– В чем дело? – окликнул он меня. – Никого не велено выпускать сегодня ночью.
Вместо ответа я сунул ему под нос бумагу.
– Приказ мессера Гамбары, – сказал я.
Но он даже не посмотрел на бумагу.
– Сегодня ночью никого не велено выпускать, – невозмутимо повторил он. – Таков полученный мною приказ.
– Чей это приказ? – спросил я, удивленный его тоном и манерой держаться.
– Приказ капитана стражи порядка, если тебе так хочется знать. Так что поворачивай и отправляйся, откуда пришел, и дожидайся утра.
– Нет, постой, – настаивал я. – Мне кажется, ты меня не расслышал. Со мною приказ милорда губернатора. Капитан стражи порядка не может препятствовать его выполнению. – И я снова помахал перед ним бумагой.
– Мне приказано никого не пропускать, даже самого губернатора, – твердо заявил он.
Это было очень смело со стороны Козимо, и я ясно видел его цель. Он, как правильно заметил Гамбара, был весьма хитер. Он тоже держал руку на пульсе состояния умов жителей Пьяченцы и понимал, чего можно от них ожидать. Он жаждал мести, это было ясно по его поведению, и был полон решимости не выпускать ни меня, ни Гамбару. Сначала нужно было, чтобы судили, приговорили и повесили меня, а потом, несомненно, горожане разорвут на части Гамбару; и вполне возможно, что сам мессер Козимо найдет тайные способы возбудить негодование толпы против легата и побудить ее к действиям. И, по всей вероятности, все нужные карты были у него на руках, ибо решительное поведение офицера показывало, насколько беспрекословно исполнялись его приказания.
Вскоре я смог еще раз убедиться в том, насколько точно они исполнялись. Я все еще стоял, тщетно пытаясь протестовать, когда на улице, у меня за спиной, показался сам Гамбара верхом на крупной высокой лошади, в сопровождении конных носилок и эскорта, состоящего из десятка вооруженных всадников.
Он издал удивленное восклицание, увидев, что я все еще в городе, ворота закрыты, а я разговариваю с офицером. Он пришпорил коня и быстро подъехал к нам.
– В чем дело? – вопросил он гневно и высокомерно. – Этот человек едет по государственному делу. Почему ты медлишь и не открываешь ворота?
– У меня приказ, – отвечал лейтенант вежливо, но твердо, – в котором говорится, что сегодня нет никаких пропусков.
– Вы меня знаете? – спросил Гамбара.
– Да, мессер.
– И вы смеете говорить о каких-то приказах? В Пьяченце не существует никаких приказов, кроме моих. Открывайте немедленно ворота.
– Мессер, я не смею.
– Обвиняю тебя в неповиновении, – объявил легат голосом, в котором слышались ледяные нотки.

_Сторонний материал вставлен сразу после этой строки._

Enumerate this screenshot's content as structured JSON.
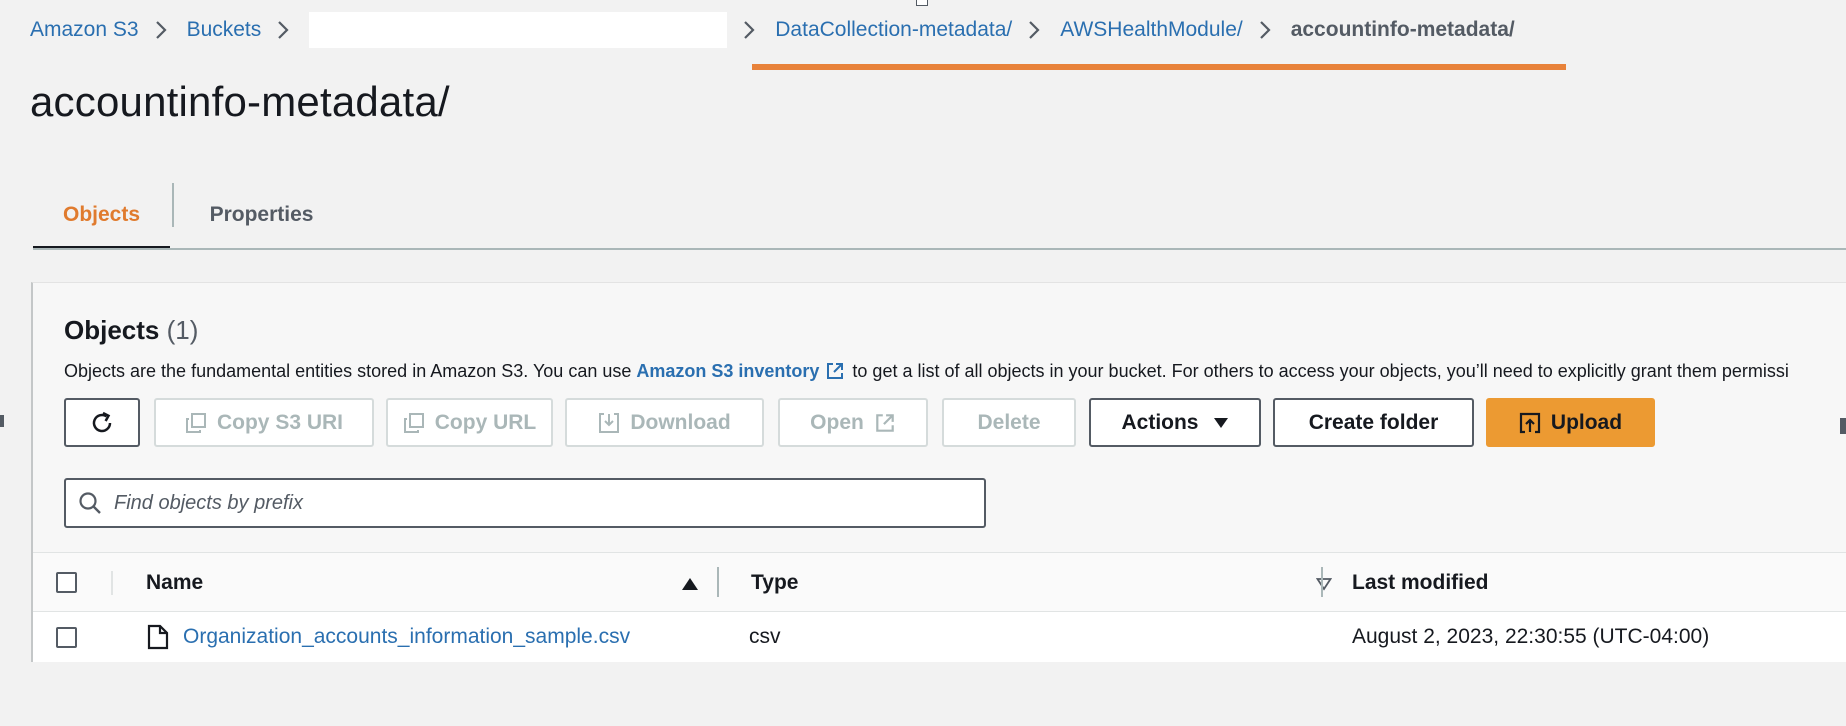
{
  "breadcrumb": {
    "items": [
      {
        "label": "Amazon S3"
      },
      {
        "label": "Buckets"
      },
      {
        "label": ""
      },
      {
        "label": "DataCollection-metadata/"
      },
      {
        "label": "AWSHealthModule/"
      },
      {
        "label": "accountinfo-metadata/"
      }
    ]
  },
  "page": {
    "title": "accountinfo-metadata/"
  },
  "tabs": [
    {
      "label": "Objects"
    },
    {
      "label": "Properties"
    }
  ],
  "objects_panel": {
    "heading": "Objects",
    "count": "(1)",
    "description_before": "Objects are the fundamental entities stored in Amazon S3. You can use ",
    "description_link": "Amazon S3 inventory",
    "description_after": " to get a list of all objects in your bucket. For others to access your objects, you’ll need to explicitly grant them permissi"
  },
  "toolbar": {
    "refresh_icon": "refresh-icon",
    "copy_s3_uri": "Copy S3 URI",
    "copy_url": "Copy URL",
    "download": "Download",
    "open": "Open",
    "delete": "Delete",
    "actions": "Actions",
    "create_folder": "Create folder",
    "upload": "Upload"
  },
  "search": {
    "placeholder": "Find objects by prefix"
  },
  "table": {
    "columns": [
      {
        "label": "Name",
        "sort": "ascending"
      },
      {
        "label": "Type",
        "sort": "none"
      },
      {
        "label": "Last modified"
      }
    ],
    "rows": [
      {
        "name": "Organization_accounts_information_sample.csv",
        "type": "csv",
        "last_modified": "August 2, 2023, 22:30:55 (UTC-04:00)"
      }
    ]
  },
  "colors": {
    "link": "#2a6fb0",
    "active_tab": "#e07b2e",
    "primary_button": "#ec9a32",
    "highlight_underline": "#e8823a"
  }
}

Ему не нужно было спрашивать, чей это был приказ. Он сразу разглядел сети, раскинутые для того, чтобы его схватить. Но если мессер Козимо был хитер, то мессеру Гамбаре тоже нельзя было отказать в хитрости. Ни словом, ни жестом не показал он, что подвергает сомнению свою власть над этим офицером.
– Обвиняю тебя в неповиновении. – Больше он ничего ему не сказал, но обратился к солдатам, стоявшим позади лейтенанта. – Эй, вы там! – позвал он. – Вызовите стражу. Я Эгидио Гамбара, ваш губернатор.
Он был так спокоен и тверд, столько уверенности такого неоспоримого права командовать ими было в его тоне, что солдаты тут же бросились выполнять его распоряжение.
– Что вы хотите делать? – спросил офицер, который казался обескураженным.
– Болван! – прошипел Гамбара сквозь зубы. – Сейчас ты увидишь.
Из караульного помещения поспешно вышли шестеро солдат, и Гамбара обратился к ним.
– Пусть выйдет вперед капрал, – сказал он.
Из ряда, в который они поспешно выстроились, вышел один из них и салютовал губернатору.
– Посадите вашего офицера под арест, – холодно распорядился легат. – Он должен находиться в караульном помещении под замком до моего возвращения. А ты, капрал, примешь на это время командование.
Испуганный капрал снова салютовал и двинулся по направлению к своему офицеру. В глазах лейтенанта появилось выражение беспокойства. Он зашел слишком далеко. Он никак не ожидал, что с ним так обойдутся. Он чувствовал себя в своем праве, пока выполнял всего-навсего приказания Козимо, за которые должен был отвечать Козимо. А вместо этого оказалось, что губернатор собирается сделать ответственным его самого. Что бы он ни сделал сам, он прекрасно знал – так же, как знал это и Гамбара, – что его солдаты никогда не осмелятся ослушаться губернатора, который представлял здесь высшую власть, был первым после папы.